Los Alamos Police Chief Wayne Torpy discussed the governor’s decision during an interview this morning.
“As a law enforcement person I’ve always supported the death penalty for the most heinous crimes, however, it’s been my opinion that the death penalty loses its value if it’s not applied in a timely manner,” Torpy said. “It’s been years since the death penalty has been exercised in New Mexico and that makes it lose its deterrent value. It’s diminished and to deter criminal activities, we need to enforce stronger sentences across the board.”
The repeal, which passed the state Senate by a 24-18 vote Friday and was approved by the House a month earlier, takes effect July 1.
It applies to crimes committed after that date. Once in effect, the most severe punishment will be a sentence of life in prison without the possibility of parole.
Richardson, a Democrat who formerly supported capital punishment, said signing the bill was the “most difficult decision” of his political life but that “the potential for ... execution of an innocent person stands as anathema to our very sensibilities as human beings.”
New Mexico is now the second state in the nation to ban executions since the U.S. Supreme Court reinstated the death penalty in 1976.
“Faced with the reality that our system for imposing the death penalty can never be perfect, my conscience compels me to replace the death penalty with a solution that keeps society safe,” Richardson told a news conference in the state Capitol.
With Richardson signing the measure, New Mexico joins 14 other states that do not impose capital punishment. New Jersey, in 2007, was the first and only other state to outlaw capital punishment since its reinstatement by the Supreme Court.
Since 1960, New Mexico has executed only one person, child killer Terry Clark, in 2001. Under the outgoing law, the death sentence could be applied in cases where children, law enforcement and correctional officials, and witnesses were murdered.
The sentences of two men currently on death row will not be affected by the new law.
The U.S. Conference of Catholic Bishops, former President Jimmy Carter and Lt.
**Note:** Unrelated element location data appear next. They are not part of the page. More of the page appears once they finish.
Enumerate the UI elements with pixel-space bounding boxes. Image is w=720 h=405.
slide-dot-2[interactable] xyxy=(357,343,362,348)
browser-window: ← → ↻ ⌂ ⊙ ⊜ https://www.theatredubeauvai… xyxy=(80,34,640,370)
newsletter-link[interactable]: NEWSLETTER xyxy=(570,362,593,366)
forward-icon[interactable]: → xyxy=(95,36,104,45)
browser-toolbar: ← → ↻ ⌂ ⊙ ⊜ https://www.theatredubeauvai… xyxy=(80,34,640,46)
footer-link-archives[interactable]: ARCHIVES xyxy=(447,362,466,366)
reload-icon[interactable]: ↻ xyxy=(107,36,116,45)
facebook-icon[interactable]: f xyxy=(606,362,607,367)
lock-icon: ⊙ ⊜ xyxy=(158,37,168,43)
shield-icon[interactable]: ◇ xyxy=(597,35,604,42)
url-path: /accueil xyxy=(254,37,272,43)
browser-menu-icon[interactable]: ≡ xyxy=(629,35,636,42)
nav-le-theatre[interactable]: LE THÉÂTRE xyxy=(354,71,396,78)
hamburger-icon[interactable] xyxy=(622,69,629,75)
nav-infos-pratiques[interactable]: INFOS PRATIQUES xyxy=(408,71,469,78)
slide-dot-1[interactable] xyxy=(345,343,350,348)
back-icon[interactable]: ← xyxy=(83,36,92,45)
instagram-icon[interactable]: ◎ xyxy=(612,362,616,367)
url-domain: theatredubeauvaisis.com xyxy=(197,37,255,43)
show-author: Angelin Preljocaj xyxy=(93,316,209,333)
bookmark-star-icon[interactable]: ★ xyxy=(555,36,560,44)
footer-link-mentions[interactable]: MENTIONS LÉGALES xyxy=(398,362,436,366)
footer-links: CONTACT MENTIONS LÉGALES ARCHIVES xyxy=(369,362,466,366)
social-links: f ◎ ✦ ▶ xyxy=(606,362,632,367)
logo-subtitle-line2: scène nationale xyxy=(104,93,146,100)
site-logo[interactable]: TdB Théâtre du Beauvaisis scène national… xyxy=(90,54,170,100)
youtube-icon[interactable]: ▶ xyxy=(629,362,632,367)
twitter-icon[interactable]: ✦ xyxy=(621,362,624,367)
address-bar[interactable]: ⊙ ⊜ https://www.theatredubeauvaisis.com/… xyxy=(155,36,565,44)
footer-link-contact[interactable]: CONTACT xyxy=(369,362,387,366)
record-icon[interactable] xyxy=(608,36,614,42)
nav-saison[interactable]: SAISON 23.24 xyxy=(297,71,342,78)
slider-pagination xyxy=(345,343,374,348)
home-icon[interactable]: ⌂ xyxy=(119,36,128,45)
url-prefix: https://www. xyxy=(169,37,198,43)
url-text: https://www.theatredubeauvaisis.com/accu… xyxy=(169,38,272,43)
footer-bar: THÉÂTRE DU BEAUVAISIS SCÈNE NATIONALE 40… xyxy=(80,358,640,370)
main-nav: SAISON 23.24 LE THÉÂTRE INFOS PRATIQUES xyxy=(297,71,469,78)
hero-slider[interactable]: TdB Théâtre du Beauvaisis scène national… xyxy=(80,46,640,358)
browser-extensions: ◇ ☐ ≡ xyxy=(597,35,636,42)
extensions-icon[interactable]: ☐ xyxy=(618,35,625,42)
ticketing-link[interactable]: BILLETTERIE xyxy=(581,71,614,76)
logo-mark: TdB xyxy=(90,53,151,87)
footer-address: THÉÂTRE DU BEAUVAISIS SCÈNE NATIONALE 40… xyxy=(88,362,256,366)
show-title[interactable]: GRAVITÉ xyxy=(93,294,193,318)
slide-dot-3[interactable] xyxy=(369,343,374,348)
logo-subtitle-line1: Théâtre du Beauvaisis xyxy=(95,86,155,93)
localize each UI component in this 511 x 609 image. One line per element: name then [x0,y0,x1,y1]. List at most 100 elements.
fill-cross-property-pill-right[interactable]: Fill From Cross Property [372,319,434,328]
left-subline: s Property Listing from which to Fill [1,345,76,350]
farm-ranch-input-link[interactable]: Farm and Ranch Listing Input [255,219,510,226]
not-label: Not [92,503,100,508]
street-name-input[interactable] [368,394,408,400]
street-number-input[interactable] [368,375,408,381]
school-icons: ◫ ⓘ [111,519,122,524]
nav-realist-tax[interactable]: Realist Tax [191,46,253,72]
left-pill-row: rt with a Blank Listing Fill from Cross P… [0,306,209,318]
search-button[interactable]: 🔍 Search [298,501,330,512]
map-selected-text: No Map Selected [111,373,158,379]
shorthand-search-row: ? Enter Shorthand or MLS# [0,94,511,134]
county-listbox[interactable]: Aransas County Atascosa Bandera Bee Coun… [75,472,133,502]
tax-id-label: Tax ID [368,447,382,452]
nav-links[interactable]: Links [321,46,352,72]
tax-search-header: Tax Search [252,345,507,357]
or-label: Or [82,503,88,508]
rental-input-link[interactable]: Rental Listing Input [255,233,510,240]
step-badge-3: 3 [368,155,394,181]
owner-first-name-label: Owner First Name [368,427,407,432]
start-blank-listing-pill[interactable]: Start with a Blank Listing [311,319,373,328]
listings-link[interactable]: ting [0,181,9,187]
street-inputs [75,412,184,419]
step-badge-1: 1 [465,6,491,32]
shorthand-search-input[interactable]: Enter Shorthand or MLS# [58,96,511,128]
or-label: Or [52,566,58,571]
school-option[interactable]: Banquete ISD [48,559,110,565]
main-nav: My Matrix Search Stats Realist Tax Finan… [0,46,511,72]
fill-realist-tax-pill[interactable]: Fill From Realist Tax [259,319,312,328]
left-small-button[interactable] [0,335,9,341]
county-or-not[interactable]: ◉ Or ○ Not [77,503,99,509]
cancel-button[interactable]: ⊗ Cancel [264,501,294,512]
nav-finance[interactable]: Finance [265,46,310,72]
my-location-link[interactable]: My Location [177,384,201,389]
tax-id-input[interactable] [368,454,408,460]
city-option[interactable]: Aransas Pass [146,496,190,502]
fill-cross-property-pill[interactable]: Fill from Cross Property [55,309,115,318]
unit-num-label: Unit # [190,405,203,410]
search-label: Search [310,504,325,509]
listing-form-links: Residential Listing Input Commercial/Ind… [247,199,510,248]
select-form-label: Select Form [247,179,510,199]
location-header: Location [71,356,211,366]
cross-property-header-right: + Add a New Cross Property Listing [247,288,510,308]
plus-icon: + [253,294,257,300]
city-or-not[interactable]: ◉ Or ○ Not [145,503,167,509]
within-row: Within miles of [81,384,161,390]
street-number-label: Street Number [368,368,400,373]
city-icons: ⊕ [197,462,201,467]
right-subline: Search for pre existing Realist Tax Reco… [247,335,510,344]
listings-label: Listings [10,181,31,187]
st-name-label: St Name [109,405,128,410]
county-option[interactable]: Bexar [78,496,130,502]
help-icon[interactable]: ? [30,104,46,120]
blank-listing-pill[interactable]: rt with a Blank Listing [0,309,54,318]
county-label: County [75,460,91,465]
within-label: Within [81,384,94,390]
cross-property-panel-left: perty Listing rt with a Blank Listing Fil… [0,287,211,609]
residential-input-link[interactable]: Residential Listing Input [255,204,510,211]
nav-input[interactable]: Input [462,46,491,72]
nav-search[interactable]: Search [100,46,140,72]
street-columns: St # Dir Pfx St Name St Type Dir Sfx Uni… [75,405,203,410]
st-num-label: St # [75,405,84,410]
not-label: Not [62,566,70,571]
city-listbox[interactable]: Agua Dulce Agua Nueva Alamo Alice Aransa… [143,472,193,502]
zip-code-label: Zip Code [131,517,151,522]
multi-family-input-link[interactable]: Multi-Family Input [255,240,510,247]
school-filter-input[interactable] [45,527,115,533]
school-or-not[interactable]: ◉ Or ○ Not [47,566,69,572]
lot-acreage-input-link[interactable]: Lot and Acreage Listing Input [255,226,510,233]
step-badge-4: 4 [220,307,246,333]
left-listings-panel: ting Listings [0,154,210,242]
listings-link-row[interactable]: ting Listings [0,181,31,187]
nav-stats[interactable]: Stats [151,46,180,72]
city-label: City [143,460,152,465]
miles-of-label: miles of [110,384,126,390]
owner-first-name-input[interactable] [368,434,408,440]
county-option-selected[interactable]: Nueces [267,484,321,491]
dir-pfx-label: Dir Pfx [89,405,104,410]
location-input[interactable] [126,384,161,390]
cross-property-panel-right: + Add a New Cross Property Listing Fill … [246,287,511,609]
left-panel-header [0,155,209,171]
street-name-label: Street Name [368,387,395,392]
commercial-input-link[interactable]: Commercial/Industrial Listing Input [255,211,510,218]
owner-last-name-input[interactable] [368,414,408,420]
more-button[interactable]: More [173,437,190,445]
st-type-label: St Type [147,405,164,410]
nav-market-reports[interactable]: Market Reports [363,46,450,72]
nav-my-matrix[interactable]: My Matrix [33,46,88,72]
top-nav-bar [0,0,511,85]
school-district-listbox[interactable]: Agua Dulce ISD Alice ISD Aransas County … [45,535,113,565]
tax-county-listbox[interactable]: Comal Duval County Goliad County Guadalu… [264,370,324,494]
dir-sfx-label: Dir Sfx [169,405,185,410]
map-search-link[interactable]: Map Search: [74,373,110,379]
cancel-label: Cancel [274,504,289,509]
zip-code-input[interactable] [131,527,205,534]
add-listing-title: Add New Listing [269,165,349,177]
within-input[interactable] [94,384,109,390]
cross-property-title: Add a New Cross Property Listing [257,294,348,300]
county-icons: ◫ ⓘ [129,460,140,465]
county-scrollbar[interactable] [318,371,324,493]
Gov. Diane Denish were among those who called on Richardson to sign the bill. The governor also said his solicitation for input from residents received 12,000 responses by phone, e-mail and visits and that more than three-fourths were in favor of repeal.
Roman Catholic Bishop Ricardo Ramirez of the Diocese of Las Cruces said that by repealing the punishment,
Richardson “has made New Mexico a leader in turning away from the death penalty with all its moral problems and issues of fairness and justice.”